それを見たクリスさんが、慌てたように駆け出してハリソンさんの服を掴む。僕達も、川岸からそんなに離れていなかったから、ハリソンさんを掴んでいるクリスさんを引っ張った。すると、ハリソンさんの顔が水面から覗いた。

「っ!ぷはぁつ!わりぃ!助かった!」

そう言ったハリソンさんと一緒に引っ張ると、デリックさんの顔も、水面の上へと現れた。

僕達は、むせ込んでいるデリックさんを引き上げるようにして、引っ張り上げながら全員で川岸に上がると、疲れたように地面に倒れ込んだ。

「お前、勘弁しろよ…」

「悪い…川が急に深くなってるのに、気付かなかった…」

むせ込みも少し収まってきたデリックさんに、クリスさんが心配そうな顔を浮かべながら声を掛ける。

「大丈夫か?やっぱり、渡るのは無理そうか?」

「いや、もう少し下流になら、渡れそうな場所はあった……」

「なら!そっちでやれば渡れるな!!」

「え…っ…?まだ…やるのか…」

「おぅ!」

上体を起こしながら元気に返事をしたバルドを前に、寝そべったまま引きつったような顔をしていたけど、直ぐにハリソンさんから一撃を脇腹に食らって、身悶えしていた。
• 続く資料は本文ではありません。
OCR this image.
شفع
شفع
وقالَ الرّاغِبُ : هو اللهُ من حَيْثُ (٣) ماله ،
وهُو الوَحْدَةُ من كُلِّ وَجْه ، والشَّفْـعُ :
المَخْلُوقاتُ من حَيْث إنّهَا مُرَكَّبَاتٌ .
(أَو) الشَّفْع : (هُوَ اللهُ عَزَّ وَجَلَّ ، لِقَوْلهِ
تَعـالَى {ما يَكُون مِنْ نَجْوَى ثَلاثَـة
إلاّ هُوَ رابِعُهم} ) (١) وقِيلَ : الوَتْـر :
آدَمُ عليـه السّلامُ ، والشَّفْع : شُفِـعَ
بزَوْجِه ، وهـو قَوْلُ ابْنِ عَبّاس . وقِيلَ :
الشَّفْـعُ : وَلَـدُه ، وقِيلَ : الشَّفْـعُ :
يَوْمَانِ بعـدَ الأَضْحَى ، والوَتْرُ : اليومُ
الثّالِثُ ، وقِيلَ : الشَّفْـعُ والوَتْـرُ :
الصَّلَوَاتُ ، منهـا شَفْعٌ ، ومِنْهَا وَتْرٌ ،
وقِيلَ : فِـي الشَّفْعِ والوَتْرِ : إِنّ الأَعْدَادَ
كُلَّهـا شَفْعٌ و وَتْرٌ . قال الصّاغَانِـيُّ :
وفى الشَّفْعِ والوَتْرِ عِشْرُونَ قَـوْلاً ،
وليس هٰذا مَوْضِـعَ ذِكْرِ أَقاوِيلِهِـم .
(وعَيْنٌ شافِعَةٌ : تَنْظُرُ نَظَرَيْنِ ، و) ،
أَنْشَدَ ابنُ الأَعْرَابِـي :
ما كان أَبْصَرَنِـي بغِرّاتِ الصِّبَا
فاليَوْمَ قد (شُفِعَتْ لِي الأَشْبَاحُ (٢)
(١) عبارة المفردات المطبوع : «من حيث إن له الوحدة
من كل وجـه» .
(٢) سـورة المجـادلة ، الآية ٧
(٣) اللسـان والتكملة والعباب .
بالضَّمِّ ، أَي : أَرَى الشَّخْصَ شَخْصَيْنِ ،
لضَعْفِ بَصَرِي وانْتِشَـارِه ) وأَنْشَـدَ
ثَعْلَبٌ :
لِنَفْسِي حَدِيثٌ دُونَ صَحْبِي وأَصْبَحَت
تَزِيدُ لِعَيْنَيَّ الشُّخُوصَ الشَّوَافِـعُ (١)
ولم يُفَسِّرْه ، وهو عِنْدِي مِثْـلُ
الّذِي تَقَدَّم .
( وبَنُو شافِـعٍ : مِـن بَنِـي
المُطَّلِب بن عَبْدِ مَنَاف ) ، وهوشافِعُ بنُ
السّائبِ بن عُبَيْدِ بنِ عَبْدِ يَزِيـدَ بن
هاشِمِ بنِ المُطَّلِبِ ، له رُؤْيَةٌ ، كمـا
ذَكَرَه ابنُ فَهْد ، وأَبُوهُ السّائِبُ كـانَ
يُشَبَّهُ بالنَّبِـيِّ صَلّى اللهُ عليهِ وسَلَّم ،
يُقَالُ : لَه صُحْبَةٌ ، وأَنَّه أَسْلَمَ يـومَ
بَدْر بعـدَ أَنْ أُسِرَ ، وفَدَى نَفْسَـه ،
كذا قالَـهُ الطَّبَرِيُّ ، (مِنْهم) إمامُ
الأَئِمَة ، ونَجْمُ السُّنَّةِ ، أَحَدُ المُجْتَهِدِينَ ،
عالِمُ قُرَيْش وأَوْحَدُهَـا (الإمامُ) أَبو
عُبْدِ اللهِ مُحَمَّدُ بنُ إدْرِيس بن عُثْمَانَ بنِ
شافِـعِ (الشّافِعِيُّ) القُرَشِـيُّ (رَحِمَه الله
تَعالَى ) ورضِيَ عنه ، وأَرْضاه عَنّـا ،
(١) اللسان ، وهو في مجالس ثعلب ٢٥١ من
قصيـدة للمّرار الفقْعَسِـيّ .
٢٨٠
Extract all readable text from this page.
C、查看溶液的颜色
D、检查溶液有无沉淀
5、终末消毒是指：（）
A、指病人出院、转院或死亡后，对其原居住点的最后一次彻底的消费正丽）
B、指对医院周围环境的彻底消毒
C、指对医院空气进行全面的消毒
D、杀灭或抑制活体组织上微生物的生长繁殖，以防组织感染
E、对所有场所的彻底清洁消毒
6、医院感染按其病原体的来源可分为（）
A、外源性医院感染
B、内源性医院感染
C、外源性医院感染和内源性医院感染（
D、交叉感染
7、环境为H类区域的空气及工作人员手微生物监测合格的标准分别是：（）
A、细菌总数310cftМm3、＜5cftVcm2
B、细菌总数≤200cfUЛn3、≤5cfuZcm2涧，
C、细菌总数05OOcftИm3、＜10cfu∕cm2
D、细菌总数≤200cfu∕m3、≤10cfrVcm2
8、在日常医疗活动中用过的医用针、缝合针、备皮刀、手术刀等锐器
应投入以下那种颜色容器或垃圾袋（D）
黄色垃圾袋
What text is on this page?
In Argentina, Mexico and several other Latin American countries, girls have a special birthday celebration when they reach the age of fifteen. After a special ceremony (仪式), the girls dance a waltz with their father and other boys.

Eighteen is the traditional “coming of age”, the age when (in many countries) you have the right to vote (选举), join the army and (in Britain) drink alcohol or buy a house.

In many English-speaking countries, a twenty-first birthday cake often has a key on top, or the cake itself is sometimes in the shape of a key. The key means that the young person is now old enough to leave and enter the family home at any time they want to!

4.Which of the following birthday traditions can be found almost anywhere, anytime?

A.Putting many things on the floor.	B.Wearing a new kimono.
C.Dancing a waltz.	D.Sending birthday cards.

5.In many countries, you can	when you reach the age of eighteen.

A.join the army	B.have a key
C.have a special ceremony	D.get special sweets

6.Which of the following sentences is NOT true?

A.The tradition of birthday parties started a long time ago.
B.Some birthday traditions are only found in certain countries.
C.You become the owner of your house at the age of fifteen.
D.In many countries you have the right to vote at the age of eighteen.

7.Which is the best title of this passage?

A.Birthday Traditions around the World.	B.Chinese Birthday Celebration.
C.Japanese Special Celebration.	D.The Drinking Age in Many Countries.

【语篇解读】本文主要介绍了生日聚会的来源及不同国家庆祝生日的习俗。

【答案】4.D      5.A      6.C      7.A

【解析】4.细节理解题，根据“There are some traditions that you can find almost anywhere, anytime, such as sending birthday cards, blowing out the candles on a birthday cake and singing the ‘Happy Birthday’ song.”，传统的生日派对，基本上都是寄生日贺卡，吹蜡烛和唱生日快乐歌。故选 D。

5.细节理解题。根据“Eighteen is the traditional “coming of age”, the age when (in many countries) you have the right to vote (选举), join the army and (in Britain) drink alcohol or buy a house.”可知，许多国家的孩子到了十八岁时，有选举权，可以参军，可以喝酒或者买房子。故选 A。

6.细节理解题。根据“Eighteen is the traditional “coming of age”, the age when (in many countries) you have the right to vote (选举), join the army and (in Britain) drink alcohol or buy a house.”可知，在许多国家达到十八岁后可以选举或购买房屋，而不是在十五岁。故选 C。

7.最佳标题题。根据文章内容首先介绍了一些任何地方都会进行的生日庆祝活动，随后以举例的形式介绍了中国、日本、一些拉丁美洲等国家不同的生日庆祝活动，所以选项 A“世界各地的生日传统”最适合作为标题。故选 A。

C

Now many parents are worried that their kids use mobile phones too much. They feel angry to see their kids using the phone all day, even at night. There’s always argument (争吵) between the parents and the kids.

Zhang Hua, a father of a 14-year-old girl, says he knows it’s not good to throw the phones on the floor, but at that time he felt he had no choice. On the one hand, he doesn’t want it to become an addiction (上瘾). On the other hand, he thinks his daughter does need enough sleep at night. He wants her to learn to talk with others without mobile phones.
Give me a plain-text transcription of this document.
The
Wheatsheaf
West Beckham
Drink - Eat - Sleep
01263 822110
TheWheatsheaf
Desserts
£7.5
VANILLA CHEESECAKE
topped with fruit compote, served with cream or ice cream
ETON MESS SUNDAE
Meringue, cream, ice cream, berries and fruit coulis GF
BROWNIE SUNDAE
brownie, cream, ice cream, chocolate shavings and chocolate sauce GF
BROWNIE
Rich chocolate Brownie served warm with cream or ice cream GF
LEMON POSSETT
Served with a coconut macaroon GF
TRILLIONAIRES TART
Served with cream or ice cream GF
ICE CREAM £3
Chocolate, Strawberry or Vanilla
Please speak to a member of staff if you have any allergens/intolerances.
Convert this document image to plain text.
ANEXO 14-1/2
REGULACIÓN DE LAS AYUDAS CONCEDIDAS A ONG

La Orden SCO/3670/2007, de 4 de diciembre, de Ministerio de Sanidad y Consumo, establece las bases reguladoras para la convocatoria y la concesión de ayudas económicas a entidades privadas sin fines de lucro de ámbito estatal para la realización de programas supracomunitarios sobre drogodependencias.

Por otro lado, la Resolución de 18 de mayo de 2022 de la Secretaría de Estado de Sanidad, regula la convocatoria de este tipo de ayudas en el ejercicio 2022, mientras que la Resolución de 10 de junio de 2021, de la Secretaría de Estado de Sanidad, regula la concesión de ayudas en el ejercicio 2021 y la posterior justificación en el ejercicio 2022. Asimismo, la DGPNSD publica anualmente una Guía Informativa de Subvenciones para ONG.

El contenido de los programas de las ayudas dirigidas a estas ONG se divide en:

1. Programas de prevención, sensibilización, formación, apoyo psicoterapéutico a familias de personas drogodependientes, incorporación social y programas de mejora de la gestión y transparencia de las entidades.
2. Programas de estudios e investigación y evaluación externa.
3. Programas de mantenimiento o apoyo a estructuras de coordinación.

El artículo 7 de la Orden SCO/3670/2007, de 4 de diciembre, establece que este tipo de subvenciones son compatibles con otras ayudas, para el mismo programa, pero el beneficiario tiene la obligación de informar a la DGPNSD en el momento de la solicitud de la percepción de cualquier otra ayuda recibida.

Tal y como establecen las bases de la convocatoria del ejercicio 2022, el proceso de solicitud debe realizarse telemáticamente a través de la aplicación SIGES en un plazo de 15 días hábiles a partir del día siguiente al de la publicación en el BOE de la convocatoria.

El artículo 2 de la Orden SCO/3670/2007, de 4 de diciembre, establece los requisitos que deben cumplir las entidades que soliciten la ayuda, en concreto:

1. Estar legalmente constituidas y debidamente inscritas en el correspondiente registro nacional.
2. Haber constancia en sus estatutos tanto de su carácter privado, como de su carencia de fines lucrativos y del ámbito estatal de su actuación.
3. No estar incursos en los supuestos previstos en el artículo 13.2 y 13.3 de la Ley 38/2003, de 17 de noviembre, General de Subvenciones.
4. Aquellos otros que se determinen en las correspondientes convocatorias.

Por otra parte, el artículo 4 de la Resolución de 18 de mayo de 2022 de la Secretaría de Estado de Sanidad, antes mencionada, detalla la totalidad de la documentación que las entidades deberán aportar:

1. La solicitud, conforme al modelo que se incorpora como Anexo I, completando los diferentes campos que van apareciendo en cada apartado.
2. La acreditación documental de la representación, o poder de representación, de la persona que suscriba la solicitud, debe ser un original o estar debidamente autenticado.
その後、無事に街に戻った僕達の腕には、しっかりとカーネーションの花が握られていた。だけど、街の入口で別れた2人には、もう、俺達の所に頼みに来るなよと言われてしまった。

そんな僕達がバルドの屋敷の前で来ると、見覚えがある後ろ姿を見かけた。

「アッ!兄貴だ!お~い!!」

「どうしたんだ?そんな土だらけになって?」

振り返ったお兄さんが、僕達の姿を見て、不思議そうな顔をしながら尋ねる。濡れた服は、帰る途中でだいぶ乾いたけれど、ずぶ濡れの状態で地面に横になったからか、服のあちこちに、カピカピになった土が付いていた。

「そんなことより!これ!母さんのために取って来たんだ!!」

胸に抱えていた花を、お兄さんに見せるようにして得意気に掲げるけれど、お兄さんの反応は予想と違っていた。

「?屋敷の庭から取って来るのに、何でそんな土だらけになるんだ?」

「え…っ…?庭……?」

「その花は、屋敷の裏庭に咲いている花だろう?」

お兄さんの予想外の言葉に固まっていると、そんな2人の後ろに、ゆっくりと近付く1人の背中があった。

「………バルド」

「いや!違うって!花なんかに興味ないから、本当に知らなかったんだって!それに兄貴だって気付いてなかったぞ!!」

「俺だって、花なんかに興味ねぇんだから仕方ねぇだろ!!」

3人が揉め始め、それをお兄さんが止めているのを僕達は横目で見ながら、僕達は、小さくため息を付いた。

「……無駄に疲れたな」

「……そうだね」

わざわざ外まで摘みに行った僕達のあの苦労は、いったい何だったんだろう……。でも、母様が喜んでくれたから、それで良いと思う事にした。